Interview with Tomás Eloy Martínez

The novelist Tomás Eloy Martínez believes his career as one of Argentina's most prominent journalists imperilled him yet saved his life. Blacklisted by a paramilitary group in the 1970s for his job on a Buenos Aires newspaper, he ignored death threats, including a letter bomb at his home, until gunmen surrounded a fashionable restaurant where he was eating lunch. It chilled his blood, he recalls, "but I wanted people to have pictures of my killers". When he rang his paper to send a photographer, the receptionist said: "Why so modest? I'll send them all." Martínez is convinced that the bevy of cameras scared off the death squad.

He fled to Paris, taking refuge in the residence of Mexico's then ambassador, the novelist Carlos Fuentes. It was 1975, the year after the death in office of Argentina's populist dictator Juan Perón, and shortly before his reigning widow, his third wife Isabel, was overthrown by the military junta in 1976, ushering in the terror and disappearances known as the "dirty war". During 10 years of exile, Martínez moved from France to Venezuela and, in 1982, to the United States, where he became director of Latin American studies at Rutgers university in New Jersey. He is writer-in-residence there.

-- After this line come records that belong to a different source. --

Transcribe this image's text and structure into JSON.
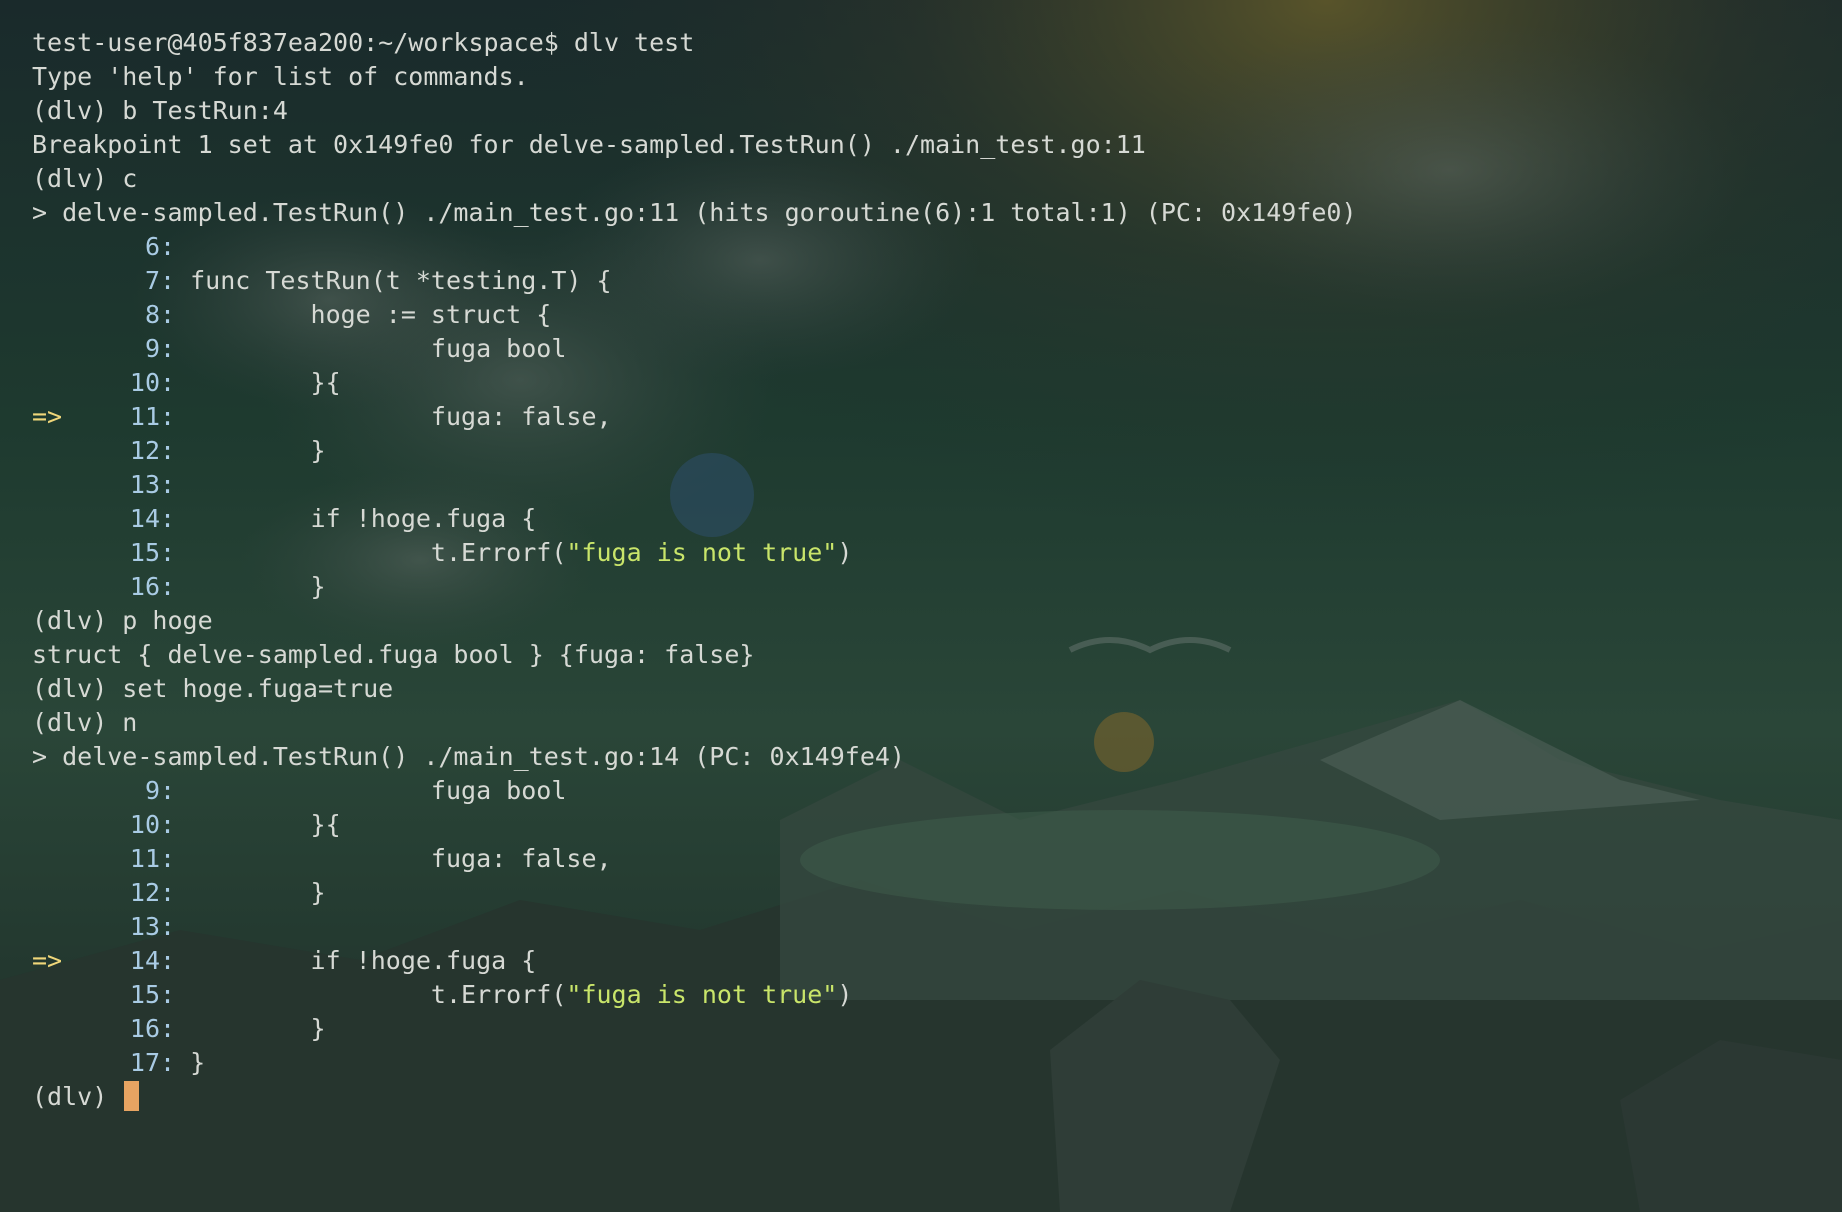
{
  "terminal": {
    "lines": [
      {
        "type": "out",
        "text": "test-user@405f837ea200:~/workspace$ dlv test"
      },
      {
        "type": "out",
        "text": "Type 'help' for list of commands."
      },
      {
        "type": "out",
        "text": "(dlv) b TestRun:4"
      },
      {
        "type": "out",
        "text": "Breakpoint 1 set at 0x149fe0 for delve-sampled.TestRun() ./main_test.go:11"
      },
      {
        "type": "out",
        "text": "(dlv) c"
      },
      {
        "type": "out",
        "text": "> delve-sampled.TestRun() ./main_test.go:11 (hits goroutine(6):1 total:1) (PC: 0x149fe0)"
      },
      {
        "type": "src",
        "pfx": "",
        "ln": "6",
        "code": ""
      },
      {
        "type": "src",
        "pfx": "",
        "ln": "7",
        "code": "func TestRun(t *testing.T) {"
      },
      {
        "type": "src",
        "pfx": "",
        "ln": "8",
        "code": "        hoge := struct {"
      },
      {
        "type": "src",
        "pfx": "",
        "ln": "9",
        "code": "                fuga bool"
      },
      {
        "type": "src",
        "pfx": "",
        "ln": "10",
        "code": "        }{"
      },
      {
        "type": "src",
        "pfx": "=>",
        "ln": "11",
        "code": "                fuga: false,"
      },
      {
        "type": "src",
        "pfx": "",
        "ln": "12",
        "code": "        }"
      },
      {
        "type": "src",
        "pfx": "",
        "ln": "13",
        "code": ""
      },
      {
        "type": "src",
        "pfx": "",
        "ln": "14",
        "code": "        if !hoge.fuga {"
      },
      {
        "type": "src",
        "pfx": "",
        "ln": "15",
        "code": "                t.Errorf(",
        "str": "\"fuga is not true\"",
        "tail": ")"
      },
      {
        "type": "src",
        "pfx": "",
        "ln": "16",
        "code": "        }"
      },
      {
        "type": "out",
        "text": "(dlv) p hoge"
      },
      {
        "type": "out",
        "text": "struct { delve-sampled.fuga bool } {fuga: false}"
      },
      {
        "type": "out",
        "text": "(dlv) set hoge.fuga=true"
      },
      {
        "type": "out",
        "text": "(dlv) n"
      },
      {
        "type": "out",
        "text": "> delve-sampled.TestRun() ./main_test.go:14 (PC: 0x149fe4)"
      },
      {
        "type": "src",
        "pfx": "",
        "ln": "9",
        "code": "                fuga bool"
      },
      {
        "type": "src",
        "pfx": "",
        "ln": "10",
        "code": "        }{"
      },
      {
        "type": "src",
        "pfx": "",
        "ln": "11",
        "code": "                fuga: false,"
      },
      {
        "type": "src",
        "pfx": "",
        "ln": "12",
        "code": "        }"
      },
      {
        "type": "src",
        "pfx": "",
        "ln": "13",
        "code": ""
      },
      {
        "type": "src",
        "pfx": "=>",
        "ln": "14",
        "code": "        if !hoge.fuga {"
      },
      {
        "type": "src",
        "pfx": "",
        "ln": "15",
        "code": "                t.Errorf(",
        "str": "\"fuga is not true\"",
        "tail": ")"
      },
      {
        "type": "src",
        "pfx": "",
        "ln": "16",
        "code": "        }"
      },
      {
        "type": "src",
        "pfx": "",
        "ln": "17",
        "code": "}"
      }
    ],
    "prompt": "(dlv) "
  },
  "colors": {
    "foreground": "#d6d9d4",
    "line_number": "#a9cbe4",
    "current_line_marker": "#f0d77a",
    "string_literal": "#c9e56a",
    "cursor": "#e7a462"
  }
}
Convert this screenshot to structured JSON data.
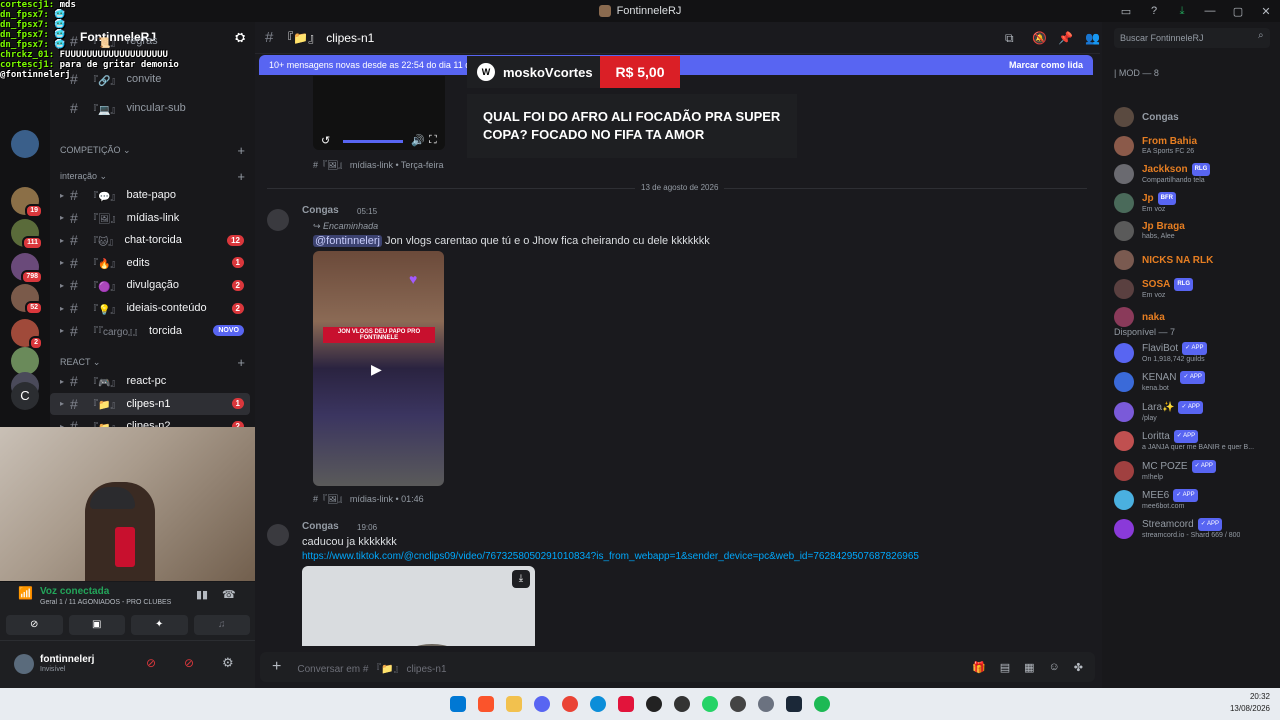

His imagination, however, remains rooted in his homeland. While he denounced the junta in Venezuelan newspapers, his three early novels were banned in Argentina, and republished there only after the return to democracy in 1983. The Perón Novel (1985), which riled the Peronistas, was a political satire centred on the dictator's return in 1973 from 18 years of exile, while its prequel, Santa Evita (1995), artfully deconstructed the myth of Perón's second wife, Eva Duarte - Evita. A peasant-turned-B-movie actor, Eva bewitched the president and the crowds alike. She died of cancer in 1952, aged only 33. The novel, which traces a macabre struggle over her embalmed corpse, was a bestseller in Argentina for more than a year, and has been translated into more than 30 languages.